In Strangers No Longer, the bishops challenge the Church to be—in the words of Lumen gentium—"sign and instrument both of a very closely knit union with God and of the unity of the whole human race" (§103). They challenge the presidents and other government officials to work for a more just migration policy (§104). Finally, they challenge themselves to defend migrants, stand in solidarity with them, and help to create a just environment for them to thrive (§105-106).

What impact this pastoral letter has had in challenging these three groups is open to debate. One concrete result of the pastoral letter is the creation of the Justice for Immigrants campaign in the United States to lobby for a more just immigration policy.

In 2025, the Michigan-based network Strangers No Longer, named after the pastoral letter, organized a large-scale interfaith march to the U.S. Immigration and Customs Enforcement (ICE) Detroit field office, delivering a letter calling for more humane enforcement practices and dialogue with immigrant communities. ICE declined to meet or accept the letter.

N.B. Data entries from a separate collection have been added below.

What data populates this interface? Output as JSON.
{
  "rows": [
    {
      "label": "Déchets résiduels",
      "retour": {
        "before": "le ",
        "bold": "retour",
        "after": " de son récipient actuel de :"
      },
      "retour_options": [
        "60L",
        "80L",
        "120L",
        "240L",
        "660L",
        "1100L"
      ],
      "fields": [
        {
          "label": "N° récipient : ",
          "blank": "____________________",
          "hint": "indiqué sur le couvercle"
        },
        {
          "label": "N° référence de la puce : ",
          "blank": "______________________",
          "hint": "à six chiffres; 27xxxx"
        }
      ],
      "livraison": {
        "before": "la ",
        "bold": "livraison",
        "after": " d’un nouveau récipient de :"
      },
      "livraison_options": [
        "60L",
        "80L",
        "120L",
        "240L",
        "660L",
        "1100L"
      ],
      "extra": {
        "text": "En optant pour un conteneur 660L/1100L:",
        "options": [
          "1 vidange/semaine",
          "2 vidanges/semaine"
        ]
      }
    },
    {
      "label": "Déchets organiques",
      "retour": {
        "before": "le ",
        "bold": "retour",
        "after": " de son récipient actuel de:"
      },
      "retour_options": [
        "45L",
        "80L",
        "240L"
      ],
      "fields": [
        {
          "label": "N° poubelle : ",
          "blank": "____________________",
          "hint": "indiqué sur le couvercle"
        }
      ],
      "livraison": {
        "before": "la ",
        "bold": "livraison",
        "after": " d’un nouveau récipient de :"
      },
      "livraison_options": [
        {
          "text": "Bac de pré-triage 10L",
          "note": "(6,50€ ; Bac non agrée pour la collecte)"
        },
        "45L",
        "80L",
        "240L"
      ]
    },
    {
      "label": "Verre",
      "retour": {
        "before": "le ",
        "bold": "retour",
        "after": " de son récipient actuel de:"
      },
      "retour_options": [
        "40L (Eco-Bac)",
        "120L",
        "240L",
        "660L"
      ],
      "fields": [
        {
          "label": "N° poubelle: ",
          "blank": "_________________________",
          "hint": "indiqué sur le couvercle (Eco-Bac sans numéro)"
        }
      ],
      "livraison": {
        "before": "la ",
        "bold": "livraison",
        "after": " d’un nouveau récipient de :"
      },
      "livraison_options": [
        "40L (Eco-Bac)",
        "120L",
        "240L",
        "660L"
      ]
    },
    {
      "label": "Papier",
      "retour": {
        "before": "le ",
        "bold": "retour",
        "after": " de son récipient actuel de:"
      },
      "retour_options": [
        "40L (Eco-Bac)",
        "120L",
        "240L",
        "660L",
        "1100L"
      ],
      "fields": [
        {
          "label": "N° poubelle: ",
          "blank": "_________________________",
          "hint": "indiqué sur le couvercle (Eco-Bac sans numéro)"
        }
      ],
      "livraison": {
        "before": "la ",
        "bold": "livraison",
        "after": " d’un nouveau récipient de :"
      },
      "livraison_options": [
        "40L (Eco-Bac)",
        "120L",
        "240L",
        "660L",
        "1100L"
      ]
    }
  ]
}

== Folk song based upon the pastoral letter ==

In 2005, American folk singer Alexander Sands composed the song Strangers No Longer, based upon the social teachings and challenges found in the pastoral letter. The song's opening line "They say: hey here we are in beautiful Texas", is reported to come from the opening of Game 3 of the 2005 World Series played in Houston Texas. In a 2006 radio interview, the composer himself discussed the speculation: "I used that line from the baseball game to mock the hypocrisy- the same people who spit on immigrants trying to come to America and earn a decent wage are the same ones who are cheering at their favorite Latino ball players to win their pennants and trophies. Suddenly people are off their seats screaming, 'we love you', and the money involved is just gross."